それに先駆けて10月某日、作者中里介山(1885-1944)の居宅跡、菩提寺、お墓のある羽村に行ってきました。
中里介山は一時は社会主義に傾倒、小説家として人気を博したのちも、社会改良と教育への希望を持ち続け、高尾山に私塾を開きました。しかし、高尾山ケーブルカー(1927/昭和2年開業)の工事のために立ち退き。そこで青梅に新たな地を求め、隣人道場を開きます。ところがここもまた青梅電気鉄道(1929/昭和4年延伸)のため立ち退き。あまりのことに空に向けてピストルを撃つ、という抗議を行いました。
そして現在。
羽村駅西口では多摩川と玉川上水によって形作られ、鎌倉街道を基盤とした伝統的な街並みを、丸ごと幅広い道路で碁盤目に区切るという世にも乱暴な道路計画のための土地区画整理事業が吹き荒れています。
そして、なんということでしょう。現在公園として石碑が建っている中里介山旧宅も、その区画整理に引っかかるのです。死してなお立ち退き !

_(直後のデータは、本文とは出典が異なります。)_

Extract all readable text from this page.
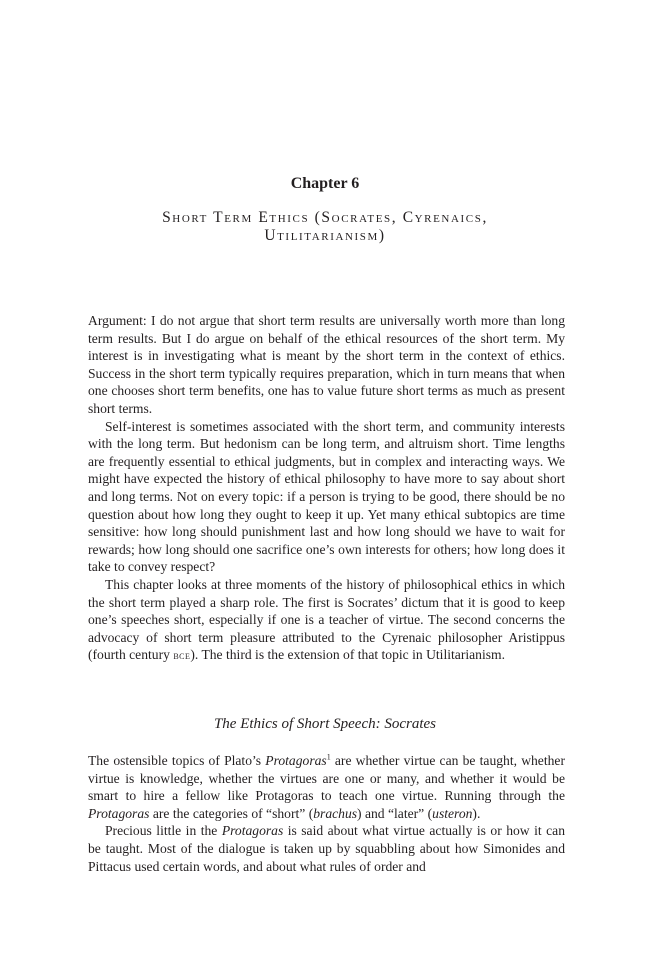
Chapter 6
Short Term Ethics (Socrates, Cyrenaics,
Utilitarianism)

Argument: I do not argue that short term results are universally worth more than long term results. But I do argue on behalf of the ethical resources of the short term. My interest is in investigating what is meant by the short term in the context of ethics. Success in the short term typically requires preparation, which in turn means that when one chooses short term benefits, one has to value future short terms as much as present short terms.

Self-interest is sometimes associated with the short term, and community interests with the long term. But hedonism can be long term, and altruism short. Time lengths are frequently essential to ethical judgments, but in complex and interacting ways. We might have expected the history of ethical philosophy to have more to say about short and long terms. Not on every topic: if a person is trying to be good, there should be no question about how long they ought to keep it up. Yet many ethical subtopics are time sensitive: how long should punishment last and how long should we have to wait for rewards; how long should one sacrifice one’s own interests for others; how long does it take to convey respect?

This chapter looks at three moments of the history of philosophical ethics in which the short term played a sharp role. The first is Socrates’ dictum that it is good to keep one’s speeches short, especially if one is a teacher of virtue. The second concerns the advocacy of short term pleasure attributed to the Cyrenaic philosopher Aristippus (fourth century bce). The third is the extension of that topic in Utilitarianism.

The Ethics of Short Speech: Socrates

The ostensible topics of Plato’s Protagoras$^1$ are whether virtue can be taught, whether virtue is knowledge, whether the virtues are one or many, and whether it would be smart to hire a fellow like Protagoras to teach one virtue. Running through the Protagoras are the categories of “short” (brachus) and “later” (usteron).

Precious little in the Protagoras is said about what virtue actually is or how it can be taught. Most of the dialogue is taken up by squabbling about how Simonides and Pittacus used certain words, and about what rules of order and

多摩川対岸の羽村神社から見た街並みです。上半分が東口の碁盤目の新市街、下は川に向かってくだっていく河岸段丘に、建物が同じ向きではなく建っているのがわかると思います。

新奥多摩街道沿いにある聖徳神社です。上り、下り、上り、の三つの坂が合流していて、複雑な地形です。この旧市街地はこうした独特の地形が楽しい街並みです。

介山の菩提寺・禅林寺裏手の林です。崖の下に家々が建っています。緑も深く、湧水があるため井戸も多い。水がきれいなので、酒屋さんがたくさんあります。

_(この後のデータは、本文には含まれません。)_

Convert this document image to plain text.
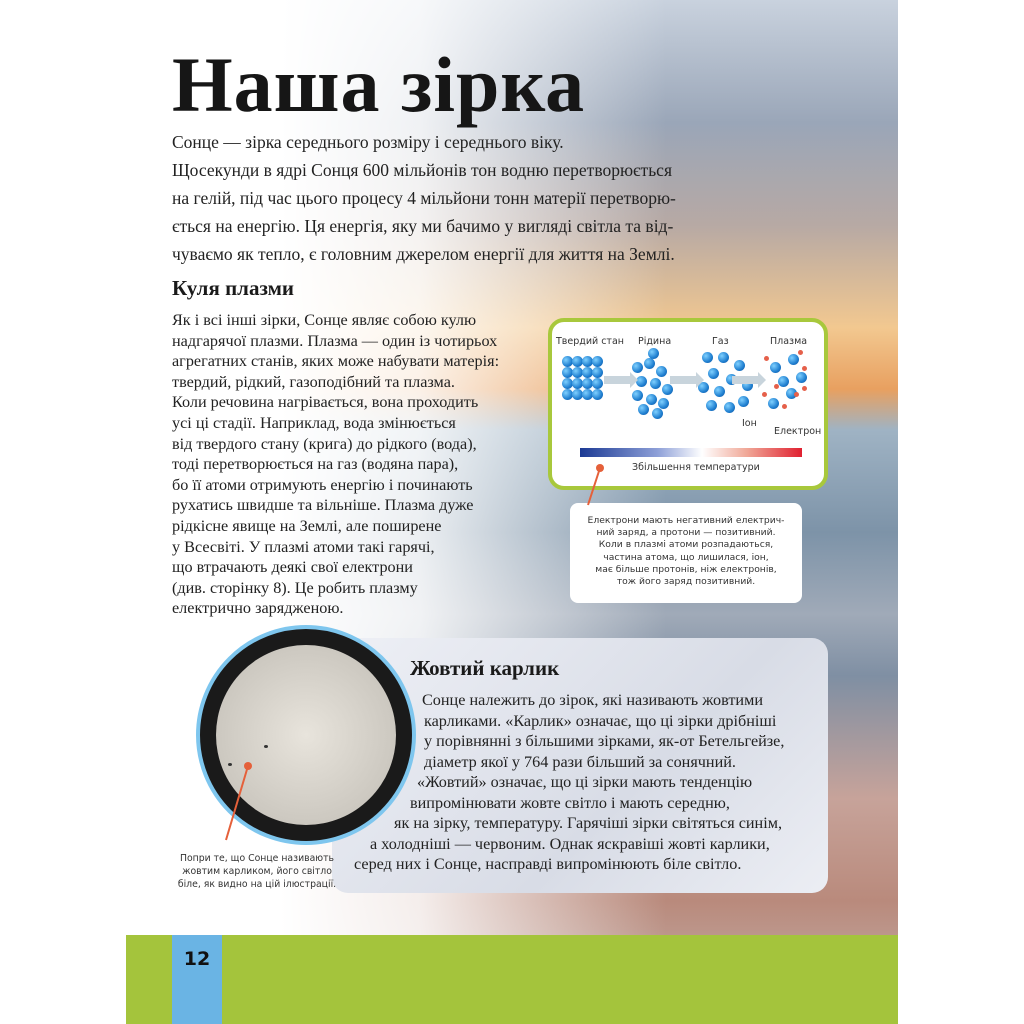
Наша зірка
Сонце — зірка середнього розміру і середнього віку.
Щосекунди в ядрі Сонця 600 мільйонів тон водню перетворюється
на гелій, під час цього процесу 4 мільйони тонн матерії перетворю-
ється на енергію. Ця енергія, яку ми бачимо у вигляді світла та від-
чуваємо як тепло, є головним джерелом енергії для життя на Землі.
Куля плазми
Як і всі інші зірки, Сонце являє собою кулю
надгарячої плазми. Плазма — один із чотирьох
агрегатних станів, яких може набувати матерія:
твердий, рідкий, газоподібний та плазма.
Коли речовина нагрівається, вона проходить
усі ці стадії. Наприклад, вода змінюється
від твердого стану (крига) до рідкого (вода),
тоді перетворюється на газ (водяна пара),
бо її атоми отримують енергію і починають
рухатись швидше та вільніше. Плазма дуже
рідкісне явище на Землі, але поширене
у Всесвіті. У плазмі атоми такі гарячі,
що втрачають деякі свої електрони
(див. сторінку 8). Це робить плазму
електрично зарядженою.
Твердий стан Рідина	Газ	Плазма
Іон
Електрон
Збільшення температури
Електрони мають негативний електрич-
ний заряд, а протони — позитивний.
Коли в плазмі атоми розпадаються,
частина атома, що лишилася, іон,
має більше протонів, ніж електронів,
тож його заряд позитивний.
Жовтий карлик
Сонце належить до зірок, які називають жовтими
карликами. «Карлик» означає, що ці зірки дрібніші
у порівнянні з більшими зірками, як-от Бетельгейзе,
діаметр якої у 764 рази більший за сонячний.
«Жовтий» означає, що ці зірки мають тенденцію
випромінювати жовте світло і мають середню,
як на зірку, температуру. Гарячіші зірки світяться синім,
а холодніші — червоним. Однак яскравіші жовті карлики,
серед них і Сонце, насправді випромінюють біле світло.
Попри те, що Сонце називають
жовтим карликом, його світло
біле, як видно на цій ілюстрації.
12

旧鎌倉街道であることを市もアピールしているのに、それを潰す道路計画。奥の道路の向こうは用地取得されて封鎖されています。

用地取得された土地ですが、その向こうには新築の家(マンション?)を建築中です。立ち退きが決まっているところでも、新築をして販売することがあちこちで当たり前のように行われているのは、どういうことでしょう。



反対派住民は「手書き看板作戦」を継続中です。「故郷も区画整理でよその街」という川柳がみごとですね。

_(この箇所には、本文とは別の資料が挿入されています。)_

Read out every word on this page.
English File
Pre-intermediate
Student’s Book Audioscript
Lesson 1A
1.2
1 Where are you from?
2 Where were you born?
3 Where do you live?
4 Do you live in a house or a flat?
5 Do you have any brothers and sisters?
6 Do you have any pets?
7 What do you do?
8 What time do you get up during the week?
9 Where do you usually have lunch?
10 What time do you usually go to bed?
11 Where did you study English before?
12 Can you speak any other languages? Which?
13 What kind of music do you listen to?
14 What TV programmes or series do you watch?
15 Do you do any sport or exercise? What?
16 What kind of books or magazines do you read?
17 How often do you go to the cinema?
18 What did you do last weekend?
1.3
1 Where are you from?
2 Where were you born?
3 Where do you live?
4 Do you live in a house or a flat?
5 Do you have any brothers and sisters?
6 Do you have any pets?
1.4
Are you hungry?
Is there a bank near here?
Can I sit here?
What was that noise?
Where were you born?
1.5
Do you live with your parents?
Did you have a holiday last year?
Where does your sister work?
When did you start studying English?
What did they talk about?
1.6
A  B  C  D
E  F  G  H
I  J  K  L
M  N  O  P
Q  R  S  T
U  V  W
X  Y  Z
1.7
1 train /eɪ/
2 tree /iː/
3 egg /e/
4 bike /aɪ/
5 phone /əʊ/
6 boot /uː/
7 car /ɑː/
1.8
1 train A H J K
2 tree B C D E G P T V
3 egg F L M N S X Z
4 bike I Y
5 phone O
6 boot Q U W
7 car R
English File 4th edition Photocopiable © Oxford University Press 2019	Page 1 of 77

玉川上水の分水口です。ここから杉並区に水が送られてきます。
多摩川を渡ると、山の際に羽村市郷土博物館があります。とても立派で、大型の展示も多くて楽しめる博物館です。しかも無料。
現在、12月7日まで「生誕140年・中里介山展」開催中です(常設でも介山コーナーがあり、そこで見られる介山の生涯解説ビデオがおもしろいです)。


『大菩薩峠』新聞連載の第一回。

介山の書画、主人公の机龍之助。昔の文人は書画のたしなみもある人が多いですが、絵がうまいですね。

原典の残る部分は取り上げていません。